Turkey's Erdogan seeks to further curb army power
ANKARA (Reuters) - Turkish Prime Minister Tayyip Erdogan's government, which faced a wave of street protests and riots this month, moved on Thursday to amend an article of the Armed Forces charter cited by generals in the past to justify coups as defense of public order.
Since he was first elected in 2002, Erdogan has radically cut back the power of a military that had toppled four governments in forty years. The last administration felled, in 1997, was led by an Islamist party to which Erdogan belonged.
Deputy prime minister Bekir Bozdag told reporters the government had submitted proposals to parliament to amend article 35 of the charter, promulgated after a 1960 coup that resulted in the hanging of a prime minister.
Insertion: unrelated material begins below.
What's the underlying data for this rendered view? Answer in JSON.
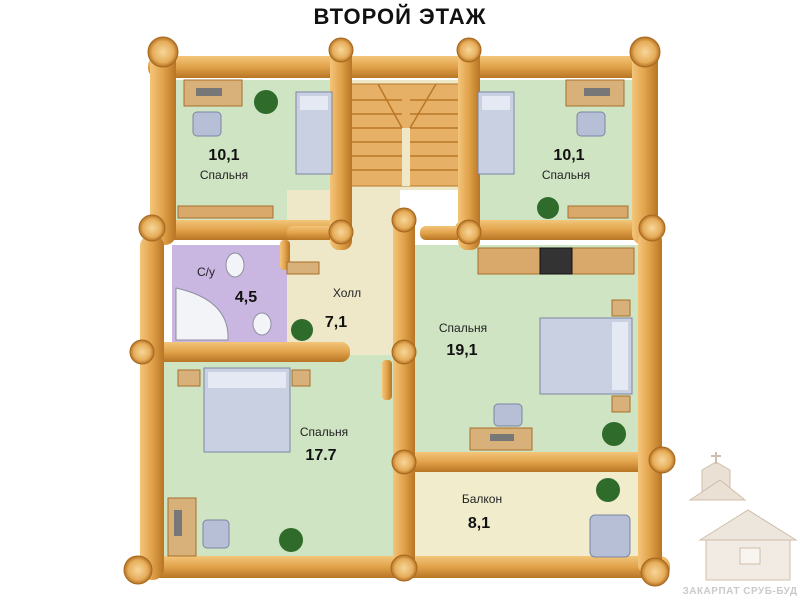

Erdogan has cited that prime minister, Adnan Menderes, as a political model.
The article was later used as the basis for interventions in 1970 and in 1980, to end months of left-right streetfighting, as well as 1997 when the army saw a danger from political Islam.
The amendment would replace the declared duty to "protect and watch over the republic" - a reference that for many Turks would imply strictly enforcing a secular order - with a more limited obligation to defend "the Turkish homeland against foreign threats".
Erdogan, who has won three elections and despite recent protests has no clear political rivals, denies accusations he seeks to overturn the 90-year-old secular order. But in speeches in recent weeks he has railed against what he sees as the oppression of pious Muslims under previous governments.
Opponents accuse him of becoming increasingly authoritarian.
Hundreds of top officers have been arrested in recent years as part of an investigation into alleged plots against Erdogan. One, codenamed 'Ergenekon' foresaw the engineering of street protests and killings opening the way for an army takeover.
Erdogan blamed this month's protests and rioting - the largest show of public defiance of his time in office - on a foreign-backed conspiracy involving market speculators, "terrorist" groups and looters.
The demonstrations drew in leftists, secularists, nationalists, professionals, unions and students after police used water cannon and tear gas in a heavy handed attempt to disperse an initial demonstration against the development of an Istanbul park.
Parliament will discuss the bill in October after its summer recess.